Had the House of Commons followed up this preliminary inquiry by further investigation much good might have been done, but its motives not being pure its actions could not be consistent. Ranelagh, for instance, had made one statement in self-defence which gravely inculpated the Secretary-at-War; but the House showed no alacrity to turn against that functionary. Very soon the question of the accounts degenerated into a wrangle with the House of Lords; and in March 1704 the Commons were still debating what should be done with Ranelagh, while poor Mitchelburne of Londonderry, a prisoner in the Fleet for debt, was petitioning piteously for the arrears due to him since 1689.
1705,
May 10.
Commission
dated April
20, 1704.
It will, however, be convenient to anticipate matters a little, and to speak at once of the reforms that were brought about by this scandal in the paymaster's office. First, on the expulsion of Ranelagh the office was divided and two paymasters-general were appointed, one for the troops abroad, the other for those at home.

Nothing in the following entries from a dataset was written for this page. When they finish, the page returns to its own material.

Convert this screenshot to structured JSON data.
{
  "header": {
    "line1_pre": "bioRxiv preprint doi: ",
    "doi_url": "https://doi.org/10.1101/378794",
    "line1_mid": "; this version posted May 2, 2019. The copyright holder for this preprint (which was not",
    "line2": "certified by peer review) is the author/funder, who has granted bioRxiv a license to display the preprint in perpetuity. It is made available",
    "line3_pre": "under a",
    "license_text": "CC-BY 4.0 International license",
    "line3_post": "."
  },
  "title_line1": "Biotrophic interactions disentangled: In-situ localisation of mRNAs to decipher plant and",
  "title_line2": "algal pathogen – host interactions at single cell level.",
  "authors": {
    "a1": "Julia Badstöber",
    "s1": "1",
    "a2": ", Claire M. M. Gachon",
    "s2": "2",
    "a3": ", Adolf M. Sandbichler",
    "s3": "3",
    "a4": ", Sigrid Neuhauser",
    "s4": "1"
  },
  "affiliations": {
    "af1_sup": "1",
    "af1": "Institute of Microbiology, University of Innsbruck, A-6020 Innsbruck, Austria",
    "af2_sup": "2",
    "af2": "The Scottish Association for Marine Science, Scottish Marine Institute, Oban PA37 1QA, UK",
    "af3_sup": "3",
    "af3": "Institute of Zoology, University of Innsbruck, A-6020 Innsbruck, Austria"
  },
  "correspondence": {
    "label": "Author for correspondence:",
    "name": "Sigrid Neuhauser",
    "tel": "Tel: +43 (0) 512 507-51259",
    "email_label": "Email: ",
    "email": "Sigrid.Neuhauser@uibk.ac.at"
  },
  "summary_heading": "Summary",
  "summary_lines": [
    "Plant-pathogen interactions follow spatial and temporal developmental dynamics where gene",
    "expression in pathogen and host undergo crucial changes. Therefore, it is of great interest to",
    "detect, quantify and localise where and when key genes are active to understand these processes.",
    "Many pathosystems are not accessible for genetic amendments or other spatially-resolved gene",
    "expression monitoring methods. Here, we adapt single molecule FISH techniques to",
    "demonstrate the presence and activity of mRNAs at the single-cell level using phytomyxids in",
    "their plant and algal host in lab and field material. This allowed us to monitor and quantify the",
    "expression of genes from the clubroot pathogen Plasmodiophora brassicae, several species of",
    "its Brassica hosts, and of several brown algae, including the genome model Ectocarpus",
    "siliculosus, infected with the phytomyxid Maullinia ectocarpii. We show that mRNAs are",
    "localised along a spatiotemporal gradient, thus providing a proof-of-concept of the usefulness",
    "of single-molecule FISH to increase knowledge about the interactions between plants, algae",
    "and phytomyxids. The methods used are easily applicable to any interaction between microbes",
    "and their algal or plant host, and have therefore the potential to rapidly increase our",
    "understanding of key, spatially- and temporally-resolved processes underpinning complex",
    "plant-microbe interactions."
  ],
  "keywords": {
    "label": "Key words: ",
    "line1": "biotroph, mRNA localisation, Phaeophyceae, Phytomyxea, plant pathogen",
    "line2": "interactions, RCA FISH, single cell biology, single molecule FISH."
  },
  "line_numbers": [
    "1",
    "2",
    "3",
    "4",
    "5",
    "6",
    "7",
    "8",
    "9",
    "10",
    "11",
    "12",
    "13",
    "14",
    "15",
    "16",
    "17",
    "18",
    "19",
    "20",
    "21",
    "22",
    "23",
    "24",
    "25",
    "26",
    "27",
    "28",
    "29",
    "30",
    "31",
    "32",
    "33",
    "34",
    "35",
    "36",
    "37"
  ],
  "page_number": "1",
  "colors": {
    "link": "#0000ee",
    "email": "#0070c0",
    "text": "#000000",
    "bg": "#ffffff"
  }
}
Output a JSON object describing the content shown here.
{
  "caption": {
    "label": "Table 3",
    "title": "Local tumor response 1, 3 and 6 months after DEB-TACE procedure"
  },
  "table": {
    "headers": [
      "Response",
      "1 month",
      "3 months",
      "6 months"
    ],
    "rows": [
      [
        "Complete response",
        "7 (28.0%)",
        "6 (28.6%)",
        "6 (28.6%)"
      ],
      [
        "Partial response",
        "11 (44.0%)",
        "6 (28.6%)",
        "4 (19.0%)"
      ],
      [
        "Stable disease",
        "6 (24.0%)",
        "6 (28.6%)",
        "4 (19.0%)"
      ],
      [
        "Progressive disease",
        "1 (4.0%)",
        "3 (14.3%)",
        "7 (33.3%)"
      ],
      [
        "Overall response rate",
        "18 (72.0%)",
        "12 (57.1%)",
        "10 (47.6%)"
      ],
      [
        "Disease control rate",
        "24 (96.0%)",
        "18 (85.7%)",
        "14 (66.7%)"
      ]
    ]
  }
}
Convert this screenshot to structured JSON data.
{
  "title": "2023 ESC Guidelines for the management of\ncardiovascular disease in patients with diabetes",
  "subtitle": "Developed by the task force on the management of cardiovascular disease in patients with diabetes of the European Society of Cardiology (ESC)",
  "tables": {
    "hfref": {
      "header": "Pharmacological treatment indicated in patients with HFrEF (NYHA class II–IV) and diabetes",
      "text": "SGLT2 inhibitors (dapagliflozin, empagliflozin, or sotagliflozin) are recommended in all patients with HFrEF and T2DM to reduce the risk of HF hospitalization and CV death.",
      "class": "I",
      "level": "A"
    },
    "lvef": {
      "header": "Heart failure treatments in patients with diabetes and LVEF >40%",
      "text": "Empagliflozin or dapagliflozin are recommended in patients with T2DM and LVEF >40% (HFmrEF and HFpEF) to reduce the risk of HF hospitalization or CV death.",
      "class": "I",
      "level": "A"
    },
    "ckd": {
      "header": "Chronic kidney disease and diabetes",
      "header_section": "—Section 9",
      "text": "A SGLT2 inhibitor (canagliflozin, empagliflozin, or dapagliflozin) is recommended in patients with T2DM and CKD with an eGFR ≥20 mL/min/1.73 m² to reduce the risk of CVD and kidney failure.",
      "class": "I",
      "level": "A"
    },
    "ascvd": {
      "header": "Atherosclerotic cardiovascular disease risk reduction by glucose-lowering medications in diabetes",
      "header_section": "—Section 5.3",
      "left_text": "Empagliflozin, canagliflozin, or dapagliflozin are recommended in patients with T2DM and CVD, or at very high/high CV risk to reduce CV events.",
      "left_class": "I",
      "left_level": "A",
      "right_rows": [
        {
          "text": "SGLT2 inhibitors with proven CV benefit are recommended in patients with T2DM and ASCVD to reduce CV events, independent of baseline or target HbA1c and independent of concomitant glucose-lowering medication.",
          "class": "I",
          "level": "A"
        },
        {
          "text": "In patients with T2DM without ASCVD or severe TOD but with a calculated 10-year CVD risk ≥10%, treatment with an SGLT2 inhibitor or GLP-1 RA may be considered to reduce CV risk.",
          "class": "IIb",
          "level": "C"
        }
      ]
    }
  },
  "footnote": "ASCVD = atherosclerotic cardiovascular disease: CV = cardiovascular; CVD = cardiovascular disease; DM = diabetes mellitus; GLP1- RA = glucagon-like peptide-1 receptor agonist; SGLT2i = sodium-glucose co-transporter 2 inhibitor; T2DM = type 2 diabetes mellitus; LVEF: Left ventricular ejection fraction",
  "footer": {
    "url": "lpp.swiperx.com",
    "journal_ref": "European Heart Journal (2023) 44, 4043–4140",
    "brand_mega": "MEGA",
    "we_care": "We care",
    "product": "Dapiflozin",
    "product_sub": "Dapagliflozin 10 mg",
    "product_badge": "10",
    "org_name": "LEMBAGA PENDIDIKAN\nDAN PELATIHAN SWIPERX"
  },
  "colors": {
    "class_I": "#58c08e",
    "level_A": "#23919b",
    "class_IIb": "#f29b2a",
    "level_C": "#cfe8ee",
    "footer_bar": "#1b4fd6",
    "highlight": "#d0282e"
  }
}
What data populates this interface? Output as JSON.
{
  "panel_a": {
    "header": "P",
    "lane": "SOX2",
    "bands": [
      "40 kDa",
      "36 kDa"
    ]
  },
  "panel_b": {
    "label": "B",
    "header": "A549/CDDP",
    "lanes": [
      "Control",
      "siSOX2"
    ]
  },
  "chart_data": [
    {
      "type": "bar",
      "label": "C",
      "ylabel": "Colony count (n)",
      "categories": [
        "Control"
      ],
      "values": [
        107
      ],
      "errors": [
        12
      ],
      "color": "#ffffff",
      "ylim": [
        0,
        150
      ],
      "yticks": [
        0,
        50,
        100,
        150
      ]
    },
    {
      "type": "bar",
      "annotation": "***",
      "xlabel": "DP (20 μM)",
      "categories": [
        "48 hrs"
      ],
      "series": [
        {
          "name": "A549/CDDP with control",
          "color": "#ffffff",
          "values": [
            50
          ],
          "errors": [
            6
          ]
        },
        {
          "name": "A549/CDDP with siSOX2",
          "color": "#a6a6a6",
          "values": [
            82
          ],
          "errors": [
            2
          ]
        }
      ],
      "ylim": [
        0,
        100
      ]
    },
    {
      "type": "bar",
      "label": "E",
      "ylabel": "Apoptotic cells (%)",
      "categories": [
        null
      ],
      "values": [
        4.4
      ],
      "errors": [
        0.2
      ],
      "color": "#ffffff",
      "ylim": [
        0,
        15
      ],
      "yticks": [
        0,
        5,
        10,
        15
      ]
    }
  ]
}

Secondly, two new officers were established, with salaries of £1500 a year and the title of Controllers of the Accounts of the Army, Sir Joseph Tredenham and William Duncombe being the first holders of the office. Lastly, the Secretary-at-War definitely ceased to be mere secretary to the Commander-in-Chief, and became the civil head of the War Department. In William's time he had taken the field with the King, but from henceforth he stayed at home; while a secretary to the Commander-in-Chief, not yet a military secretary, accompanied the general on active service on a stipend of ten shillings a day. William Blathwayt, who had been Secretary-at-War since the days of Charles the Second, was got rid of, with no disadvantage to the service, and his place was taken by the brilliant but unprofitable Henry St. John.